When Olathe West first opened up, teachers would switch classrooms each day to provide a flexible learning environment for students. This system came to a halt last year, as COVID-19 required contact tracing and teachers stayed in the same rooms all year. 

However, this week teachers began moving rooms again. Students can access the room schedule via an app on their laptop/phone or by watching the kiosks around the school. Many students, though, find this process overwhelming and confusing. 

“After last year, I’m not a big fan of [moving classrooms],” junior Simon Grube said. “I liked how the teachers were stationary, and a lot of teachers I know preferred it. It’s probably confusing for the freshman coming in, too, but I feel like they’re executing it well.” 


Bell Schedule

Last year, the Olathe West bell schedule moved to block scheduling every day. Classes alternated between odd and even every other day. This year, much like the switching of classrooms, the bell schedule has reverted to seven-period days, with block scheduling on Wednesdays and Thursdays. Many students prefer the new schedule. 

“When we did block scheduling, I could not sit in a classroom for that long,” Wealot said. “It was really stressful and unhelpful.” 

Other students, like Grube, preferred block scheduling every day. 

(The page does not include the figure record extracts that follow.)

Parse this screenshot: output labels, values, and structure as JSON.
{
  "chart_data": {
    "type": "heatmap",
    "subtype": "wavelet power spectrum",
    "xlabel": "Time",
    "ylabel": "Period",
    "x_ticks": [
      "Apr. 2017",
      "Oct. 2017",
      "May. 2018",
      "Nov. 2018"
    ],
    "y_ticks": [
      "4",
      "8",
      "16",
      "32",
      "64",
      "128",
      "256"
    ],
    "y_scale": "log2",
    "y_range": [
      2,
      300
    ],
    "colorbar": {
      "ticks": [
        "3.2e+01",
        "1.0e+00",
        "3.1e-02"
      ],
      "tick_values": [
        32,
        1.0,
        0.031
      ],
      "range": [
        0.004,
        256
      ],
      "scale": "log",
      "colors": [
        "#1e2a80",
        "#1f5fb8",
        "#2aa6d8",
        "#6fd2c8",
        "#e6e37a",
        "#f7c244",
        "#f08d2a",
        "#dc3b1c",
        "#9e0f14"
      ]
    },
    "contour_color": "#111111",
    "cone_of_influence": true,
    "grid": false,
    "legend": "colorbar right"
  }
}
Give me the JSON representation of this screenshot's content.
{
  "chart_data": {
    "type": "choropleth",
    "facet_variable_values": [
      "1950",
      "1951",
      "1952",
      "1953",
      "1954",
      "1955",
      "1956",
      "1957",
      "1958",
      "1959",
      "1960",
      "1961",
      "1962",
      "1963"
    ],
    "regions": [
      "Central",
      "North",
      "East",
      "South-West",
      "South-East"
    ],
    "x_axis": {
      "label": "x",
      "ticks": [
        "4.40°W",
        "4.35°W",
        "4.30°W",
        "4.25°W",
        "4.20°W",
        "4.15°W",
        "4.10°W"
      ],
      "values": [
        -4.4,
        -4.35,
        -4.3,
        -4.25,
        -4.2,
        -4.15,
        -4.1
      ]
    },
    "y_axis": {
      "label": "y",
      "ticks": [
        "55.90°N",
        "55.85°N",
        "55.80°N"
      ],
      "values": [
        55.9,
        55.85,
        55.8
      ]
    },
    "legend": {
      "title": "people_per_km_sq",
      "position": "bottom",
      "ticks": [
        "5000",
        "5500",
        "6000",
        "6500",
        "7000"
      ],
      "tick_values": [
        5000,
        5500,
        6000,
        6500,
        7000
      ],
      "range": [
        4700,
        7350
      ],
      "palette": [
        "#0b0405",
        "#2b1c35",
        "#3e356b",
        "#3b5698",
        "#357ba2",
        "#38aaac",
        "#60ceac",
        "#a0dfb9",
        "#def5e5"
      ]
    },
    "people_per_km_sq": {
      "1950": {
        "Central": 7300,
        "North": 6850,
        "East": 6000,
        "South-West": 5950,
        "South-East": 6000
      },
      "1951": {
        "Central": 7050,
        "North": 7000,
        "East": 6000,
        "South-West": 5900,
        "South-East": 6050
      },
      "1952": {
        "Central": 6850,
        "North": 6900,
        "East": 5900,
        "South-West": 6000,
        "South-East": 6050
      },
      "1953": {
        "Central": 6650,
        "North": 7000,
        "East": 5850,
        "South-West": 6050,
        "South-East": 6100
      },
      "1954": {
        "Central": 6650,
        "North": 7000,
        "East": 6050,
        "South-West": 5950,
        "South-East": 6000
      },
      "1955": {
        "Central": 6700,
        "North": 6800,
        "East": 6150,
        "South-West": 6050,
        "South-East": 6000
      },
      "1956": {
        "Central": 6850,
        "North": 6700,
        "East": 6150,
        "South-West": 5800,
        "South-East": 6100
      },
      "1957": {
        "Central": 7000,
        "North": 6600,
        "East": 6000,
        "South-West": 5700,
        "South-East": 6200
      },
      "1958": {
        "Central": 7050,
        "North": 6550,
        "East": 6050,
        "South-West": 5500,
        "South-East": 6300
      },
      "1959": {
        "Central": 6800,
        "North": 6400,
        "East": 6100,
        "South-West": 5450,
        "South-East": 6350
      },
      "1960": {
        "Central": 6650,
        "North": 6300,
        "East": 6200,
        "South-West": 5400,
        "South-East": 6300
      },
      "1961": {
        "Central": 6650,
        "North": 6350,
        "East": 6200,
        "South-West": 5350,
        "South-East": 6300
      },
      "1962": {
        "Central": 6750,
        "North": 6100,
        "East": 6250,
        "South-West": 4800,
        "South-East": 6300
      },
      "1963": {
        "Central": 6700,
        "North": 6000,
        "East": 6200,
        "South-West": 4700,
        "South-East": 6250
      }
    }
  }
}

“I did prefer block scheduling every day,” he said. “It helped with doing homework. You’d get homework for even days, and it was due two days from then instead of the next day. We had a good system.” 

While many lives were turned upside down by the pandemic, students and staff at Olathe West are optimistic about the new school year, and are constantly on the lookout to keep those in the building healthy and content.